For the pair $(p;1)$ at $x=1\rightarrow p$ can be everything from the domain.

Proof: Let's put $x=q$ (to see what happens): $$p^{q-q}=q $$ $$p^{0}=q\implies q=1\iff x=1 $$

II.

For the pair $(p;p-1)$ at $x=p\rightarrow p$ can be everything from the domain.

Proof: Let's put $x=p$ (to see what happens): $$p^{p-q}=p $$ $$p^{p-q}=p^1\implies p-q=1\implies q=p-1 $$

Note that base on the domain:$p\neq1$ that $q\in\mathbb{R}$ still is true.

Answer 2

$3.146$ is not very near $\pi$. There are million expressions as close. $\sqrt2+\sqrt3$, $\dfrac{22}7$, or $\sqrt{31}$ for example. This means nothing. We would be more surprised by a match on the first twenty decimals.

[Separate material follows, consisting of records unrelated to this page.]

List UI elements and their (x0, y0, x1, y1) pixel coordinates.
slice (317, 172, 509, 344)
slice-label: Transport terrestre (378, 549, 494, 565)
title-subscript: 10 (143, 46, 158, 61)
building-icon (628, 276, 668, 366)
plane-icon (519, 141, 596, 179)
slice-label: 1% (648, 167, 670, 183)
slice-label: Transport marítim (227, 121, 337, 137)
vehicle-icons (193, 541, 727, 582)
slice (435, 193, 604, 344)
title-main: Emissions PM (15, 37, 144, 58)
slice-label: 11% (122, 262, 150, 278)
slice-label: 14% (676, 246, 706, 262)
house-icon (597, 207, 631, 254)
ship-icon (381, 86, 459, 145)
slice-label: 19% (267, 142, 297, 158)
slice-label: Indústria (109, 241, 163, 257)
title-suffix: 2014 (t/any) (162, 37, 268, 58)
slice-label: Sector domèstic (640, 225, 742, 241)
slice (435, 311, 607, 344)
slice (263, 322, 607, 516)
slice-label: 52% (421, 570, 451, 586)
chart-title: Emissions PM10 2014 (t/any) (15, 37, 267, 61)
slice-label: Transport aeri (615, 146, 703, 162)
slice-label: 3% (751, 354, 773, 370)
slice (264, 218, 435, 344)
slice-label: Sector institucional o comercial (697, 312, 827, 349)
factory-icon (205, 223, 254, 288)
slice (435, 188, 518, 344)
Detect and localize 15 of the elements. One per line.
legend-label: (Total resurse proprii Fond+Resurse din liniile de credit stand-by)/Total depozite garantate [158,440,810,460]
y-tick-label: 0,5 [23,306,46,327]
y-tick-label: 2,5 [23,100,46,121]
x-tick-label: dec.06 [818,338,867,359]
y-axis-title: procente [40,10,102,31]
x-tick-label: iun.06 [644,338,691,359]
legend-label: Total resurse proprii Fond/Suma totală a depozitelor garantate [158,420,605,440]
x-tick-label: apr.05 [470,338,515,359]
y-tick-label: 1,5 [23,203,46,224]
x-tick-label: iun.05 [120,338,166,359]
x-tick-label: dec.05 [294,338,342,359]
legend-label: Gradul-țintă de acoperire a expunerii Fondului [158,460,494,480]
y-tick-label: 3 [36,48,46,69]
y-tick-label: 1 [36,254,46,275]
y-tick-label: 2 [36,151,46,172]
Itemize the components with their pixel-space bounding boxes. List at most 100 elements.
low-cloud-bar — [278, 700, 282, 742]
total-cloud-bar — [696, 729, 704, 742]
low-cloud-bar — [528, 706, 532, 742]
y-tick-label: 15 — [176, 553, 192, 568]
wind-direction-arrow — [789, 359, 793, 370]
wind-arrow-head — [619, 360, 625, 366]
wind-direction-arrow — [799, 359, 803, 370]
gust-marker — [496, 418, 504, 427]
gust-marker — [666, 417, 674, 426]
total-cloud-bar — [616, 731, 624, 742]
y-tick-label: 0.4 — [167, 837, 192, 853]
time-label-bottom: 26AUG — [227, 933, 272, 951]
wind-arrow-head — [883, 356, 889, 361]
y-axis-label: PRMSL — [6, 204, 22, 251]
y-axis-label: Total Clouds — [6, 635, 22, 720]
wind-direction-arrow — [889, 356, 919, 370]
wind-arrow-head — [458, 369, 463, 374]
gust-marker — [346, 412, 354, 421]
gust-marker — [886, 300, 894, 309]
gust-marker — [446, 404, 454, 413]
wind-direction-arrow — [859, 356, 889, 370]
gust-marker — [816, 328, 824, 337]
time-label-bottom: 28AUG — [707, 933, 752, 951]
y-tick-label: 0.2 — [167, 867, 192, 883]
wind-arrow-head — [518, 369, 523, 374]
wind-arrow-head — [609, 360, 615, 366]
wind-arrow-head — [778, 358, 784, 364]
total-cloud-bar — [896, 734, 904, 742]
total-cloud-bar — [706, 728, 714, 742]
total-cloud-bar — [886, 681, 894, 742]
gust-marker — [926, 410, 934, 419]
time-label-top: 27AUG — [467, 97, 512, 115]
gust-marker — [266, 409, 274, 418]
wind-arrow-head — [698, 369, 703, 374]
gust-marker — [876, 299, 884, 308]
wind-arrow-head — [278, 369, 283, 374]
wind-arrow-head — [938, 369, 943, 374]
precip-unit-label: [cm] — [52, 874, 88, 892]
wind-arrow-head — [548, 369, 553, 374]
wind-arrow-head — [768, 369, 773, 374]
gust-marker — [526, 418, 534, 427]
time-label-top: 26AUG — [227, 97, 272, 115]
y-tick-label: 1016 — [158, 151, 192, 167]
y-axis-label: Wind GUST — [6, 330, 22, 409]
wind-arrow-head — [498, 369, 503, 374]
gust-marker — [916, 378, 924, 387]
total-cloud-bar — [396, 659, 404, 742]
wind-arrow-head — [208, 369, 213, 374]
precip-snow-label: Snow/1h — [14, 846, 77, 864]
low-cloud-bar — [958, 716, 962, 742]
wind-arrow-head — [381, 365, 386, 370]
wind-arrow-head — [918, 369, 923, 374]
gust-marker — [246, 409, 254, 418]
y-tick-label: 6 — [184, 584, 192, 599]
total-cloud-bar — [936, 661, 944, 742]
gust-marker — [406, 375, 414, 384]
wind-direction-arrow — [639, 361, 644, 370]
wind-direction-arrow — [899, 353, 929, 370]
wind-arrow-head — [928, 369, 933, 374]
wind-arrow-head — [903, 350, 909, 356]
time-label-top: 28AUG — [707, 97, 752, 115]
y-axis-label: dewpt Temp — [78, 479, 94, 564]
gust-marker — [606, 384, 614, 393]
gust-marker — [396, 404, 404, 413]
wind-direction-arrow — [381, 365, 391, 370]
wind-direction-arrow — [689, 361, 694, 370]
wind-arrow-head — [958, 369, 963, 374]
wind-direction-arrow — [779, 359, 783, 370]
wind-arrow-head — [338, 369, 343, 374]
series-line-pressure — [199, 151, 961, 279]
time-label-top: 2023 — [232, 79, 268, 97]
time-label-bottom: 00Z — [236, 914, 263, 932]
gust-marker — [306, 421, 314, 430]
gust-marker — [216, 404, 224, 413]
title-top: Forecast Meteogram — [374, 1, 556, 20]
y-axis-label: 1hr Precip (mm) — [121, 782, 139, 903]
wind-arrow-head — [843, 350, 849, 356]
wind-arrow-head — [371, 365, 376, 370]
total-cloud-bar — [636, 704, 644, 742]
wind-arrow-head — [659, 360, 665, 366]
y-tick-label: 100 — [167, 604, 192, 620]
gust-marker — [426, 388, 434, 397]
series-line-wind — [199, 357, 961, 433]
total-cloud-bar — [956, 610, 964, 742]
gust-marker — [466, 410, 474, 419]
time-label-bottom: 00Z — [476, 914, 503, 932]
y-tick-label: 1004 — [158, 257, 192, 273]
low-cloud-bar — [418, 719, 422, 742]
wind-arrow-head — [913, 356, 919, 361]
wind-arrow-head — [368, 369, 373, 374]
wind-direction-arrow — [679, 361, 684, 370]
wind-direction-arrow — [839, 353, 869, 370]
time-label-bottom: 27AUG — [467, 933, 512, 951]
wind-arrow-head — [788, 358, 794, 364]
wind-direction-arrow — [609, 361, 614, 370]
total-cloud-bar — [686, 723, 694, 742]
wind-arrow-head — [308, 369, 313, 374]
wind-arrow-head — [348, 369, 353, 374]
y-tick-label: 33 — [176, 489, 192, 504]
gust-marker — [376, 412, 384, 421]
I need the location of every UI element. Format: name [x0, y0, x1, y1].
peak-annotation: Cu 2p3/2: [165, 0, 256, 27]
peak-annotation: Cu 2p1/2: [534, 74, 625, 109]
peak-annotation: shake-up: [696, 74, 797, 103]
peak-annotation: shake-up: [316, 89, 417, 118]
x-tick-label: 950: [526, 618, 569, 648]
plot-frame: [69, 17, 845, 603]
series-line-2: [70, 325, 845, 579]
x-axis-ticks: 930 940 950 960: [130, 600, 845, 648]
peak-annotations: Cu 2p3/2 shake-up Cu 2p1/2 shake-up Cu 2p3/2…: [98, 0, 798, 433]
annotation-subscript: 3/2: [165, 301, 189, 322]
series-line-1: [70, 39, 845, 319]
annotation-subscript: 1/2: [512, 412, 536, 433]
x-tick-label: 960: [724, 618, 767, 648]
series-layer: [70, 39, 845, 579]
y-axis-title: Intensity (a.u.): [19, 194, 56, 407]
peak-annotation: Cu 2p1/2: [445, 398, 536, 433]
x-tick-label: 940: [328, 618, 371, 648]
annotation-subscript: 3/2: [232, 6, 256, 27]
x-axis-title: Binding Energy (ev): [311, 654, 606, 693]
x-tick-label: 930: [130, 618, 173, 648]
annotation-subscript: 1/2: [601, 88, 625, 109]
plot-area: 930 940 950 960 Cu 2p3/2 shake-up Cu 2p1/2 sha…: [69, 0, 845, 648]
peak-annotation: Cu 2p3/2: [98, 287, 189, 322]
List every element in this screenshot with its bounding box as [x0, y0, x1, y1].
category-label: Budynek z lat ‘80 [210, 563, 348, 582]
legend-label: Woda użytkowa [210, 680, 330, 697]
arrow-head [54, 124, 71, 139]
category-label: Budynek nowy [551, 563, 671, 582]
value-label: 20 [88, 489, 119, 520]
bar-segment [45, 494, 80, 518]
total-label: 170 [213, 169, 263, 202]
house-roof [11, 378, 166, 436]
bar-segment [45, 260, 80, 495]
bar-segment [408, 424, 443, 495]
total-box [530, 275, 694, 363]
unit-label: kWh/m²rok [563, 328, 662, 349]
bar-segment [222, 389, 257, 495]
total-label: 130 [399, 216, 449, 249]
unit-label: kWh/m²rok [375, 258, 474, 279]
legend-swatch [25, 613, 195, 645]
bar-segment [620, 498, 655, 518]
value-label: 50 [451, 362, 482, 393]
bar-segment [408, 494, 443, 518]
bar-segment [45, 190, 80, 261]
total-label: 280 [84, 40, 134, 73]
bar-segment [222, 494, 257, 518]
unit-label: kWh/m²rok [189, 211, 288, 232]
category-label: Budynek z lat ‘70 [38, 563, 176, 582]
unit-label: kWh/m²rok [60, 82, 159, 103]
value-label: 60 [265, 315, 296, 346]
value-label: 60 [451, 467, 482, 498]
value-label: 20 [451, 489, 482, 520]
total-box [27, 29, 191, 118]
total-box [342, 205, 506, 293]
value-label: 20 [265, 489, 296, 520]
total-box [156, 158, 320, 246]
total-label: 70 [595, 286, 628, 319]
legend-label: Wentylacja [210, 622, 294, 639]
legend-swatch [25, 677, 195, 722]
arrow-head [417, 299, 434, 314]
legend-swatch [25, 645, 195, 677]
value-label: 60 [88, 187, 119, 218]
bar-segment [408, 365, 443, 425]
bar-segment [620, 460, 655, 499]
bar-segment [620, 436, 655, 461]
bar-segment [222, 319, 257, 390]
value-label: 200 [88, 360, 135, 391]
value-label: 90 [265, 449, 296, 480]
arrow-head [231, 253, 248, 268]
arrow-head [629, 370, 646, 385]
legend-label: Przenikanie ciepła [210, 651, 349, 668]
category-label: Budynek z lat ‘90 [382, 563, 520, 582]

Try this: http://isc.carma.newcastle.edu.au/standard

In any case, close values do not mean that there is a deeper meaning. I find it more intriguing to see $\pi$ appear a the constant in Stirling's asymptotic formula for the factorial ($\sqrt{2\pi}$), though the numerical value is different.